Nous avons de nombreux objectifs à cet égard, notamment en matière d’émissions de gaz à effet de serre, de chauffage par les énergies renouvelables, d’emplois de personnels de proximité. Il s’agit pour moi d’une priorité.

S’agissant de la troisième partie prenante, les salariés et les sous-traitants, ADP a une forte culture d’entreprise et des personnels très engagés : j’ai l’intention de poursuivre l’important dialogue social qui y règne. 66 accords d’entreprise ont ainsi été signés depuis 2007, le taux de grève est faible et les quatre organisations syndicales représentatives – CGT, CGC, UNSA et FO – participent activement à ce dialogue.

En outre, la société a des accords d'intéressement, de participation et d'épargne salariale très consensuels. Elle apporte beaucoup d’attention à l’insertion des handicapés et des seniors, ainsi qu’à une meilleure intégration des personnes issues de la diversité.

D'autres accords sur la réduction du temps de travail, le service hivernal ou les risques psycho-sociaux notamment complètent ce dispositif remarquable.

L’enjeu majeur à venir sera la gestion prévisionnelle des emplois : mon expérience à la Caisse des dépôts m’a conduit à constater que ce n’est pas parce que vous êtes dans une entreprise qui ne licencie pas qu’il n’y a pas de stress au travail. Quand la modernisation de l’entreprise laisse penser que le métier des salariés disparaîtra, ceux-ci peuvent aussi développer un stress – lequel peut être combattu par des efforts de gestion prévisionnelle et de formation.

Je m’attacherai également à faire tout ce qui est possible pour la mobilité et les reconversions.

Par ailleurs, la direction des ressources humaines a entamé une politique de mobilisation des managers : j’essayerai de développer une culture de la délégation des responsabilités et une politique managériale claire, communiquée et partagée.

Pour ce qui est des sous-traitants, l’entreprise donneur d’ordre a une responsabilité afin d’éviter qu’ils ne constituent les variables d’ajustement et ne subissent les conséquences d’une annulation brutale d’un contrat.

En ce qui concerne les actionnaires, mon premier travail sera d’attirer leur attention sur le fait que toutes les parties prenantes doivent être prises en compte à part égale.

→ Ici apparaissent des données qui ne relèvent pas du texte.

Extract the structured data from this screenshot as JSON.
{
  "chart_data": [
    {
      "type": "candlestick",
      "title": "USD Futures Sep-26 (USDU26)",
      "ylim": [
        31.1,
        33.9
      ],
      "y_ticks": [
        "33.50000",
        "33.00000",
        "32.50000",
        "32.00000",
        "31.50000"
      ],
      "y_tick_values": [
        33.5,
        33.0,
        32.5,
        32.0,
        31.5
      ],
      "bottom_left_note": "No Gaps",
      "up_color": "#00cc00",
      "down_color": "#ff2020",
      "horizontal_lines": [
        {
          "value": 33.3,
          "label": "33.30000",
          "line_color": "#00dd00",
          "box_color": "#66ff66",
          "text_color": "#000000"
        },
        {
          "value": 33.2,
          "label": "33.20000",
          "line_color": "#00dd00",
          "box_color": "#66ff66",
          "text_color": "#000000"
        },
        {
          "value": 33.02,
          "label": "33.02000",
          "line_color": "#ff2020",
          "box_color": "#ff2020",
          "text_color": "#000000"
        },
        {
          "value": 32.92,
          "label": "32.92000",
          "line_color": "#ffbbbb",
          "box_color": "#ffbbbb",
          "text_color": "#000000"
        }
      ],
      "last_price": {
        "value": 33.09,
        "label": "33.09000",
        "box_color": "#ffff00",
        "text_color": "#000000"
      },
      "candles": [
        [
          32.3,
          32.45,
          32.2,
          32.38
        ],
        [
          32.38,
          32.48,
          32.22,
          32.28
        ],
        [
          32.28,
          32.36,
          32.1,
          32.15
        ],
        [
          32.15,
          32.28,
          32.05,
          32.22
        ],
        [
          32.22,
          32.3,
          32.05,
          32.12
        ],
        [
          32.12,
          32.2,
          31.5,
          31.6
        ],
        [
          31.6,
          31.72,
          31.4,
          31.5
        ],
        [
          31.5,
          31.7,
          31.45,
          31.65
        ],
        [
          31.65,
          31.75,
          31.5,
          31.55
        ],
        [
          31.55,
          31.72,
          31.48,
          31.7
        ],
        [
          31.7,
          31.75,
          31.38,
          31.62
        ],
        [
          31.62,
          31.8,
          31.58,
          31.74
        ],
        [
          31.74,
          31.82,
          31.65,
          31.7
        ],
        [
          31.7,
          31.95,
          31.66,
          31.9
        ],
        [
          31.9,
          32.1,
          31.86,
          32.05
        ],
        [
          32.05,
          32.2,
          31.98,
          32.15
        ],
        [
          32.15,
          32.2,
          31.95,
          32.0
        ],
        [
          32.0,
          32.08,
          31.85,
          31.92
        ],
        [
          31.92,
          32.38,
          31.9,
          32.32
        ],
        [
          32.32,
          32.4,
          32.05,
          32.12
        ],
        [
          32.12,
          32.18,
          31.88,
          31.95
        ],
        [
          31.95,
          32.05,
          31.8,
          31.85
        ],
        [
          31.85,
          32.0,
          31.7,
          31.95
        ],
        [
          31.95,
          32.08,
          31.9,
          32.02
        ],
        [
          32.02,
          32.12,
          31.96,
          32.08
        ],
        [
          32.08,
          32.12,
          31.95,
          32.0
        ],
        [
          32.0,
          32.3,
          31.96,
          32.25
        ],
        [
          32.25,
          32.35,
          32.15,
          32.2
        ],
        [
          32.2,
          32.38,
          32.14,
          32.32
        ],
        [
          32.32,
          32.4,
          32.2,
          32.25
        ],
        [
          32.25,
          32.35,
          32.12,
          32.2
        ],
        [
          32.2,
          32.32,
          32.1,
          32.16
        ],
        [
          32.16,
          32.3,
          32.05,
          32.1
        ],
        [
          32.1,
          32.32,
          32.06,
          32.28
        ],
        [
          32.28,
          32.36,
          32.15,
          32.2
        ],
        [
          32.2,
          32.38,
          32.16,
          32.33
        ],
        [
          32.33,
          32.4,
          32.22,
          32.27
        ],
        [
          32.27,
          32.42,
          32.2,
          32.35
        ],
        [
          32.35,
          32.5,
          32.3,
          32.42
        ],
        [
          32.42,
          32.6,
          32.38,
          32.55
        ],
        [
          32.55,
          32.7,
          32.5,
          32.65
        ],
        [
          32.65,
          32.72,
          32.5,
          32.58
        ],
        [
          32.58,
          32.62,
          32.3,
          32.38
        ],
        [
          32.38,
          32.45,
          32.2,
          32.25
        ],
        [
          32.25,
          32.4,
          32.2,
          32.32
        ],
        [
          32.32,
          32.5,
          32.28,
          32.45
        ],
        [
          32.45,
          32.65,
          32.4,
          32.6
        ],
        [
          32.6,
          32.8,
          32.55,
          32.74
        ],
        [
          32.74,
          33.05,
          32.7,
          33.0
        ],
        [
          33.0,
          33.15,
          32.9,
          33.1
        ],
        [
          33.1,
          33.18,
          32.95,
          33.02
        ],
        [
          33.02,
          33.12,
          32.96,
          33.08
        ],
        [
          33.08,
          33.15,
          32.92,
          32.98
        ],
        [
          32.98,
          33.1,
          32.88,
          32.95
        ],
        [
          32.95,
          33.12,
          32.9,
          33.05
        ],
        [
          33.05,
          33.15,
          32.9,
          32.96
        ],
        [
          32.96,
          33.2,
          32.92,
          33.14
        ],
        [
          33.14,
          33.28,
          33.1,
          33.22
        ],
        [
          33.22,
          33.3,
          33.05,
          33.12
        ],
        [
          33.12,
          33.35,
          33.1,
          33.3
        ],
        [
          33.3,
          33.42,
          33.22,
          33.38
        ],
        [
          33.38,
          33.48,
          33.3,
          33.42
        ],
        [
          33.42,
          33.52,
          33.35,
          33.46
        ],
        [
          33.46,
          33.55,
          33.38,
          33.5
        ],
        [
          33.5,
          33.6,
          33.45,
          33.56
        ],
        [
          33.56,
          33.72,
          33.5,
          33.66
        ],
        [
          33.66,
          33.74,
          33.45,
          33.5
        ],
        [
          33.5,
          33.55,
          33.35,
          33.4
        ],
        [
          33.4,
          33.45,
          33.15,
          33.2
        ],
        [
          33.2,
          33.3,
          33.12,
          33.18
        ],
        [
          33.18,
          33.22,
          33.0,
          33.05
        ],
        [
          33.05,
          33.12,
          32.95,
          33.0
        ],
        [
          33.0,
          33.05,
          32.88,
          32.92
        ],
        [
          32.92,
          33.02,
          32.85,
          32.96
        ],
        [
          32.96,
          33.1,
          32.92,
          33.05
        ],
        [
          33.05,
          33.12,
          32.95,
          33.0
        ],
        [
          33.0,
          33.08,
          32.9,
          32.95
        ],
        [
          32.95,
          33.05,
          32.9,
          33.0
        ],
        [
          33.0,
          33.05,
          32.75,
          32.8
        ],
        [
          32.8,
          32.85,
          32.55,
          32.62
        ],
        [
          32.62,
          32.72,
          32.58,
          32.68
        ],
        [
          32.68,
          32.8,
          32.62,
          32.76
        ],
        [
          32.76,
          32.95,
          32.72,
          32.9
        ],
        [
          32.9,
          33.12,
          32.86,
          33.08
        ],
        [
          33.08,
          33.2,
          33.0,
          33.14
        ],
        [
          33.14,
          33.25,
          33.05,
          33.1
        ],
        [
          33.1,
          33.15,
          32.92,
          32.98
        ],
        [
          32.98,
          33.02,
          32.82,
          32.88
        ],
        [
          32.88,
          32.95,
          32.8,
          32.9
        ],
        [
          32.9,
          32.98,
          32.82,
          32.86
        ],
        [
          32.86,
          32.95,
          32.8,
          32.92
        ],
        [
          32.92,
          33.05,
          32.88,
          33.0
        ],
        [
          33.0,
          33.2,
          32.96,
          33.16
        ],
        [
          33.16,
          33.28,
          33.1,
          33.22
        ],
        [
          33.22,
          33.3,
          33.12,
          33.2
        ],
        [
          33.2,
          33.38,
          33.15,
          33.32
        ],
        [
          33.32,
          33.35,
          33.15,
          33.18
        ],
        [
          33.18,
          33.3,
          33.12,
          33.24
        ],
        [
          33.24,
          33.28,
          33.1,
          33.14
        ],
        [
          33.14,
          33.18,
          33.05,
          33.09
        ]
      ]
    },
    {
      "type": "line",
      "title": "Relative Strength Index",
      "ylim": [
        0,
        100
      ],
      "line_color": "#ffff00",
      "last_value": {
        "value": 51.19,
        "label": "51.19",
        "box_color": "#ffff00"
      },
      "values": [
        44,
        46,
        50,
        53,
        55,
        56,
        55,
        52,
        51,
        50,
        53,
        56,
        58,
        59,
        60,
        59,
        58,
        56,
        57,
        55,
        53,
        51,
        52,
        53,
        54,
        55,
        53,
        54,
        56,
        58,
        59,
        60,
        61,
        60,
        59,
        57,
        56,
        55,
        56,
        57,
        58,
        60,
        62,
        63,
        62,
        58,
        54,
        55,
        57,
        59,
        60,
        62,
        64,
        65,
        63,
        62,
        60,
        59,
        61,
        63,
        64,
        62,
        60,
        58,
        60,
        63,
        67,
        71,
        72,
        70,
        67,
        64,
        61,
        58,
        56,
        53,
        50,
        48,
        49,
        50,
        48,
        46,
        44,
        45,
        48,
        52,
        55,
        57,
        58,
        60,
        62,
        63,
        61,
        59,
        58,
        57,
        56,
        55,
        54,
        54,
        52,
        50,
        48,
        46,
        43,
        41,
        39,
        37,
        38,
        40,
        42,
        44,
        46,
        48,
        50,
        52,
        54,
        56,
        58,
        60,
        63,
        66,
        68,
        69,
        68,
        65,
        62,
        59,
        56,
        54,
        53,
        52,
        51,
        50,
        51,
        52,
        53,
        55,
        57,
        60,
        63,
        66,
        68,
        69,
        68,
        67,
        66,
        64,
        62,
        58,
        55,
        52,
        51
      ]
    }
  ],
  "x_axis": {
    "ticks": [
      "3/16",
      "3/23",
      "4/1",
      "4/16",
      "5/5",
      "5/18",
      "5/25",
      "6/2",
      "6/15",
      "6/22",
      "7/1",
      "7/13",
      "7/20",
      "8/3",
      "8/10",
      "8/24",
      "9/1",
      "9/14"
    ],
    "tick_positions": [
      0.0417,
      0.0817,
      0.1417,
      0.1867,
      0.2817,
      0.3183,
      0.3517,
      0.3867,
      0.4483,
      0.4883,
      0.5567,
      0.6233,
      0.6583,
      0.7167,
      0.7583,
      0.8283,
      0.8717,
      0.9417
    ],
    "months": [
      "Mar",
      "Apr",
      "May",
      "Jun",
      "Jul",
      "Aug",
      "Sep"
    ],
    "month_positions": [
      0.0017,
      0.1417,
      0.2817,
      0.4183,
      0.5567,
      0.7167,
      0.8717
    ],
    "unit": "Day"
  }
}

Mon premier objectif sera la transparence de l’information pour que les membres du conseil d’administration soient pleinement conscients des orientations retenues et puissent suivre les grands choix de l’entreprise qu’ils auront approuvés. Les actionnaires attendent que celle-ci puisse déployer sa performance de manière durable – c’est-à-dire en tenant compte des trois autres parties prenantes – et se développe.

Il n’est plus question aujourd’hui d’accroître les capacités, mais plutôt d’améliorer l’efficacité opérationnelle, la qualité des services et la maîtrise des tarifs.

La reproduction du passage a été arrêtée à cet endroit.